In the distance came what might have been Katja’s voice, followed by several others, which were deeper, back-of-the-throat, masculine.
Danièle gripped my hand tightly.
A moment later someone holding a torch in one hand and a bone in the other passed the end of our corridor, less than fifty feet from us. Eleven people followed in a procession of broken-bodied gaits, three carrying torches, and all of them carrying bones.
After they had passed, and their guttural mutterings faded, a small light appeared and seemed to float toward us.
Katja stopped when she could see us and, with a delicate index finger, indicated for us to follow.
The Great Hall was appropriately named, as it reminded me of a great hall you might find in a medieval castle. Torches set in gilded sconces lined the walls at evenly spaced intervals. A solid-looking table, perhaps sixteen feet in length, dominated the cen
ter of the yawning space. Three silver candelabras stood on its chipped and stained surface, their gleaming spaghetti arms holding blood-red candles. Only a few chairs encircled the table, though they were high-backed, sturdy, and featured intricate woodworking and some sort of lion motif. My first thought was nobility, and I recalled what Danièle had told me about King Charles X and his morbid parties. Could this furniture have been scavenged from those party rooms?

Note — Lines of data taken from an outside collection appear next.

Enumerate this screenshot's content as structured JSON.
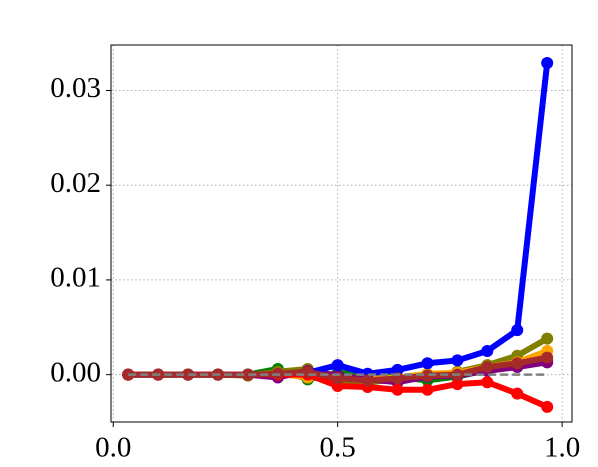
{
  "chart_data": {
    "type": "line",
    "x": [
      0.0333,
      0.1,
      0.1667,
      0.2333,
      0.3,
      0.3667,
      0.4333,
      0.5,
      0.5667,
      0.6333,
      0.7,
      0.7667,
      0.8333,
      0.9,
      0.9667
    ],
    "series": [
      {
        "color": "#008000",
        "values": [
          0,
          0,
          0,
          0,
          0,
          0.0006,
          -0.0005,
          0.0002,
          0,
          -0.0003,
          -0.0006,
          -0.0002,
          0.0005,
          0.001,
          0.0015
        ]
      },
      {
        "color": "#808000",
        "values": [
          0,
          0,
          0,
          0,
          -0.0001,
          0.0003,
          0.0006,
          -0.0006,
          -0.0008,
          -0.0005,
          -0.0002,
          0.0003,
          0.001,
          0.002,
          0.0038
        ]
      },
      {
        "color": "#ffa500",
        "values": [
          0,
          0,
          0,
          0,
          0,
          0.0001,
          -0.0003,
          -0.0002,
          -0.0004,
          -0.0003,
          0.0001,
          0.0002,
          0.0008,
          0.0013,
          0.0025
        ]
      },
      {
        "color": "#800080",
        "values": [
          0,
          0,
          0,
          0,
          0,
          -0.0003,
          0.0004,
          -0.0001,
          -0.0005,
          -0.0008,
          -0.0002,
          -0.0001,
          0.0004,
          0.0008,
          0.0013
        ]
      },
      {
        "color": "#0000ff",
        "values": [
          0,
          0,
          0,
          0,
          0,
          0,
          0.0002,
          0.001,
          0.0001,
          0.0005,
          0.0012,
          0.0015,
          0.0025,
          0.0047,
          0.0329
        ]
      },
      {
        "color": "#ff0000",
        "values": [
          0,
          0,
          0,
          0,
          0,
          0,
          0,
          -0.0012,
          -0.0013,
          -0.0016,
          -0.0016,
          -0.001,
          -0.0008,
          -0.002,
          -0.0034
        ]
      },
      {
        "color": "#a52a2a",
        "values": [
          0,
          0,
          0,
          0,
          0,
          0.0001,
          0.0003,
          -0.0004,
          -0.0006,
          -0.0004,
          -0.0001,
          0,
          0.0008,
          0.0012,
          0.0018
        ]
      }
    ],
    "xlim": [
      -0.005,
      1.022
    ],
    "ylim": [
      -0.005,
      0.0348
    ],
    "xticks": [
      {
        "value": 0,
        "label": "0.0"
      },
      {
        "value": 0.5,
        "label": "0.5"
      },
      {
        "value": 1,
        "label": "1.0"
      }
    ],
    "yticks": [
      {
        "value": 0,
        "label": "0.00"
      },
      {
        "value": 0.01,
        "label": "0.01"
      },
      {
        "value": 0.02,
        "label": "0.02"
      },
      {
        "value": 0.03,
        "label": "0.03"
      }
    ],
    "hline": {
      "value": 0,
      "color": "#808080"
    },
    "grid": true
  }
}
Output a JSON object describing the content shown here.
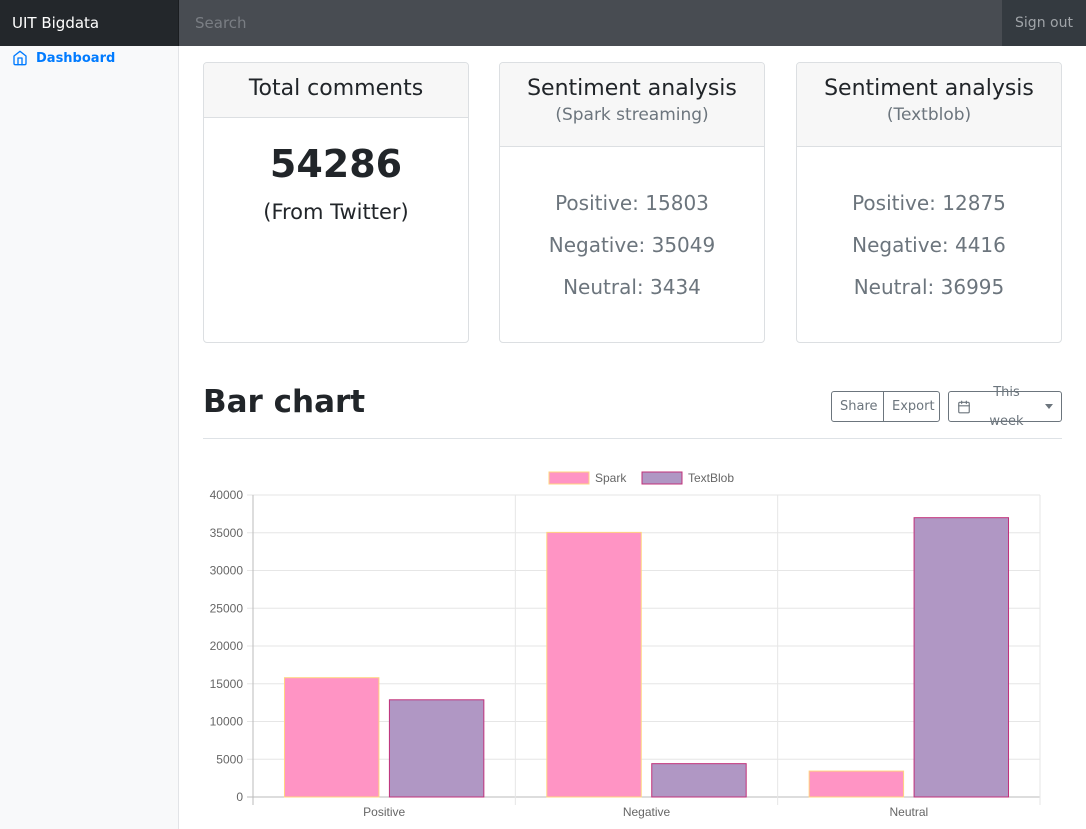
{
  "navbar": {
    "brand": "UIT Bigdata",
    "search_placeholder": "Search",
    "signout": "Sign out"
  },
  "sidebar": {
    "items": [
      {
        "label": "Dashboard",
        "icon": "home-icon"
      }
    ]
  },
  "cards": [
    {
      "title": "Total comments",
      "value": "54286",
      "subtitle": "(From Twitter)"
    },
    {
      "title": "Sentiment analysis",
      "subtitle": "(Spark streaming)",
      "lines": [
        "Positive: 15803",
        "Negative: 35049",
        "Neutral: 3434"
      ]
    },
    {
      "title": "Sentiment analysis",
      "subtitle": "(Textblob)",
      "lines": [
        "Positive: 12875",
        "Negative: 4416",
        "Neutral: 36995"
      ]
    }
  ],
  "section": {
    "title": "Bar chart",
    "share_label": "Share",
    "export_label": "Export",
    "period_label": "This week"
  },
  "colors": {
    "accent": "#007bff",
    "spark_fill": "#ff94c4",
    "spark_border": "#ffd480",
    "textblob_fill": "#b097c4",
    "textblob_border": "#c0307a"
  },
  "chart_data": {
    "type": "bar",
    "categories": [
      "Positive",
      "Negative",
      "Neutral"
    ],
    "series": [
      {
        "name": "Spark",
        "values": [
          15803,
          35049,
          3434
        ]
      },
      {
        "name": "TextBlob",
        "values": [
          12875,
          4416,
          36995
        ]
      }
    ],
    "yticks": [
      "0",
      "5000",
      "10000",
      "15000",
      "20000",
      "25000",
      "30000",
      "35000",
      "40000"
    ],
    "ylim": [
      0,
      40000
    ],
    "legend": "top",
    "grid": true
  }
}
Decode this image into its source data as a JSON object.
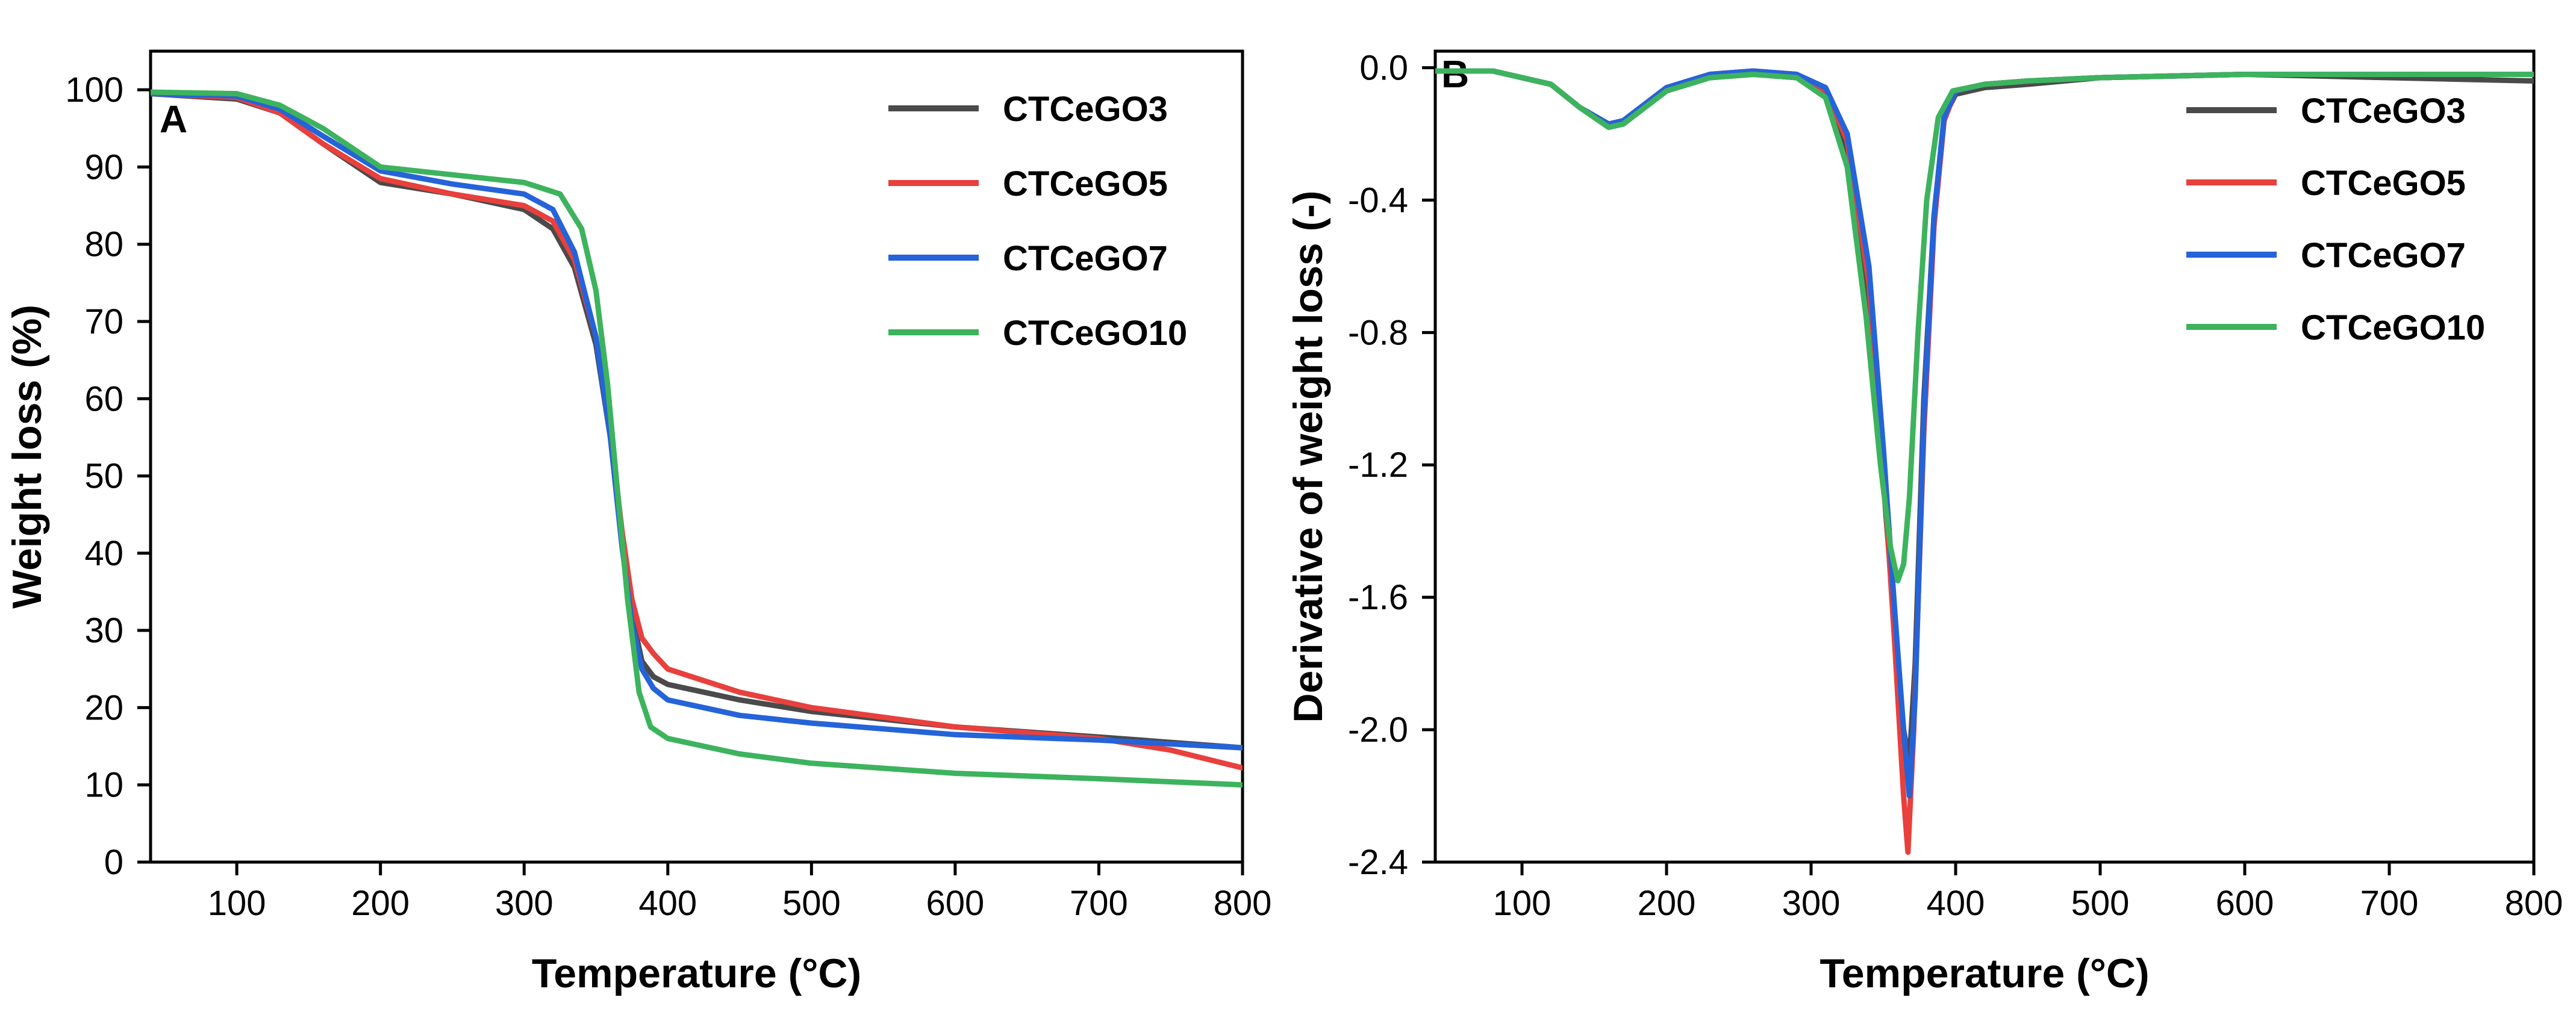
{
  "figure_title": "",
  "chart_data": [
    {
      "type": "line",
      "panel": "A",
      "title": "",
      "xlabel": "Temperature (°C)",
      "ylabel": "Weight loss (%)",
      "xlim": [
        40,
        800
      ],
      "ylim": [
        0,
        105
      ],
      "xticks": [
        100,
        200,
        300,
        400,
        500,
        600,
        700,
        800
      ],
      "yticks": [
        0,
        10,
        20,
        30,
        40,
        50,
        60,
        70,
        80,
        90,
        100
      ],
      "tick_decimals": 0,
      "legend_position": "top-right",
      "grid": false,
      "series": [
        {
          "name": "CTCeGO3",
          "color": "#4a4a4a",
          "x": [
            40,
            100,
            130,
            160,
            200,
            250,
            300,
            320,
            335,
            350,
            360,
            368,
            375,
            382,
            390,
            400,
            450,
            500,
            600,
            700,
            800
          ],
          "y": [
            99.5,
            98.8,
            97,
            93,
            88,
            86.5,
            84.5,
            82,
            77,
            67,
            55,
            42,
            32,
            26,
            24,
            23,
            21,
            19.5,
            17.5,
            16.2,
            14.8
          ]
        },
        {
          "name": "CTCeGO5",
          "color": "#e8403c",
          "x": [
            40,
            100,
            130,
            160,
            200,
            250,
            300,
            320,
            335,
            350,
            360,
            368,
            375,
            382,
            390,
            400,
            450,
            500,
            600,
            700,
            750,
            800
          ],
          "y": [
            99.5,
            99,
            97,
            93,
            88.5,
            86.5,
            85,
            83,
            78,
            68,
            56,
            43,
            34,
            29,
            27,
            25,
            22,
            20,
            17.5,
            16,
            14.5,
            12.2
          ]
        },
        {
          "name": "CTCeGO7",
          "color": "#2563d9",
          "x": [
            40,
            100,
            130,
            160,
            200,
            250,
            300,
            320,
            335,
            350,
            360,
            368,
            375,
            382,
            390,
            400,
            450,
            500,
            600,
            700,
            800
          ],
          "y": [
            99.5,
            99.2,
            97.5,
            94,
            89.5,
            87.8,
            86.5,
            84.5,
            79,
            68,
            55,
            41,
            31,
            25,
            22.5,
            21,
            19,
            18,
            16.5,
            15.8,
            14.8
          ]
        },
        {
          "name": "CTCeGO10",
          "color": "#3db35e",
          "x": [
            40,
            100,
            130,
            160,
            200,
            250,
            300,
            325,
            340,
            350,
            358,
            365,
            372,
            380,
            388,
            400,
            450,
            500,
            600,
            700,
            800
          ],
          "y": [
            99.7,
            99.5,
            98,
            95,
            90,
            89,
            88,
            86.5,
            82,
            74,
            62,
            48,
            34,
            22,
            17.5,
            16,
            14,
            12.8,
            11.5,
            10.8,
            10
          ]
        }
      ]
    },
    {
      "type": "line",
      "panel": "B",
      "title": "",
      "xlabel": "Temperature (°C)",
      "ylabel": "Derivative of weight loss (-)",
      "xlim": [
        40,
        800
      ],
      "ylim": [
        -2.4,
        0.05
      ],
      "xticks": [
        100,
        200,
        300,
        400,
        500,
        600,
        700,
        800
      ],
      "yticks": [
        0.0,
        -0.4,
        -0.8,
        -1.2,
        -1.6,
        -2.0,
        -2.4
      ],
      "tick_decimals": 1,
      "legend_position": "top-right",
      "grid": false,
      "series": [
        {
          "name": "CTCeGO3",
          "color": "#4a4a4a",
          "x": [
            40,
            80,
            120,
            140,
            160,
            170,
            185,
            200,
            230,
            260,
            290,
            310,
            325,
            340,
            350,
            358,
            364,
            368,
            372,
            378,
            385,
            392,
            400,
            420,
            450,
            500,
            600,
            700,
            800
          ],
          "y": [
            -0.01,
            -0.01,
            -0.05,
            -0.12,
            -0.18,
            -0.17,
            -0.12,
            -0.07,
            -0.03,
            -0.02,
            -0.03,
            -0.08,
            -0.25,
            -0.7,
            -1.25,
            -1.7,
            -2.0,
            -2.1,
            -1.8,
            -1.0,
            -0.45,
            -0.15,
            -0.08,
            -0.06,
            -0.05,
            -0.03,
            -0.02,
            -0.03,
            -0.04
          ]
        },
        {
          "name": "CTCeGO5",
          "color": "#e8403c",
          "x": [
            40,
            80,
            120,
            140,
            160,
            170,
            185,
            200,
            230,
            260,
            290,
            310,
            325,
            340,
            350,
            358,
            364,
            367,
            371,
            378,
            385,
            392,
            400,
            420,
            450,
            500,
            600,
            700,
            800
          ],
          "y": [
            -0.01,
            -0.01,
            -0.05,
            -0.12,
            -0.17,
            -0.16,
            -0.11,
            -0.06,
            -0.02,
            -0.01,
            -0.02,
            -0.07,
            -0.22,
            -0.65,
            -1.2,
            -1.75,
            -2.2,
            -2.37,
            -2.0,
            -1.1,
            -0.48,
            -0.16,
            -0.07,
            -0.05,
            -0.04,
            -0.03,
            -0.02,
            -0.02,
            -0.02
          ]
        },
        {
          "name": "CTCeGO7",
          "color": "#2563d9",
          "x": [
            40,
            80,
            120,
            140,
            160,
            170,
            185,
            200,
            230,
            260,
            290,
            310,
            325,
            340,
            350,
            358,
            364,
            368,
            372,
            378,
            385,
            392,
            400,
            420,
            450,
            500,
            600,
            700,
            800
          ],
          "y": [
            -0.01,
            -0.01,
            -0.05,
            -0.12,
            -0.17,
            -0.16,
            -0.11,
            -0.06,
            -0.02,
            -0.01,
            -0.02,
            -0.06,
            -0.2,
            -0.6,
            -1.15,
            -1.65,
            -2.0,
            -2.2,
            -1.9,
            -1.05,
            -0.45,
            -0.15,
            -0.07,
            -0.05,
            -0.04,
            -0.03,
            -0.02,
            -0.02,
            -0.02
          ]
        },
        {
          "name": "CTCeGO10",
          "color": "#3db35e",
          "x": [
            40,
            80,
            120,
            140,
            160,
            170,
            185,
            200,
            230,
            260,
            290,
            310,
            325,
            338,
            348,
            355,
            360,
            364,
            368,
            374,
            380,
            388,
            398,
            420,
            450,
            500,
            600,
            700,
            800
          ],
          "y": [
            -0.01,
            -0.01,
            -0.05,
            -0.12,
            -0.18,
            -0.17,
            -0.12,
            -0.07,
            -0.03,
            -0.02,
            -0.03,
            -0.09,
            -0.3,
            -0.75,
            -1.2,
            -1.45,
            -1.55,
            -1.5,
            -1.3,
            -0.8,
            -0.4,
            -0.15,
            -0.07,
            -0.05,
            -0.04,
            -0.03,
            -0.02,
            -0.02,
            -0.02
          ]
        }
      ]
    }
  ]
}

Nevertheless, amidst the grandeur was smelly squalor. Grungy mattresses, either bare or topped with a mess of dirty sheets, lay haphazardly around the floor. Each was surrounded by a collection of boxes and baskets overflowing with the kind of stuff you saw bums pushing around in their shopping carts: soda cans, plastic bags, tin cans, plastic bottles, articles of clothing, other junk.
An overweight woman sat on one of those mattresses. She wore no clothes. Her large breasts drooped to her waist. Her belly folded over her waist onto her lap like an apron. Scabs covered her skin, some streaked with dried blood, some bleeding freely. She stared at us but didn’t seem to see us.
Two others were curled up on the floor, apparently sleeping, while an old man with wild wheat hair and a craggy face and a puckered mouth shuffled toward us, arms outstretched, saying something I couldn’t understand.
Katja didn’t pay him any attention, which suggested he was not a threat, and led us quickly across the room to an arched doorway encrusted with human skulls. Then we were hurrying down a long stone tunnel, and even though we were still deep underground in a labyrinth from hell, right then I felt as free as if we were running across an open field with a spill of stars overhead.
We had escaped.
Chapter 61
When we reached the first T-junction I said, “Which way, Katja?”
She shook her head. “I don’t know.”
Rob’s jaw dropped. “You don’t know?”
“I have never been this far before.”
We chose left at random, and Katja took the lead, holding her candle before her, one hand cupped around the flame so it wouldn’t blow out.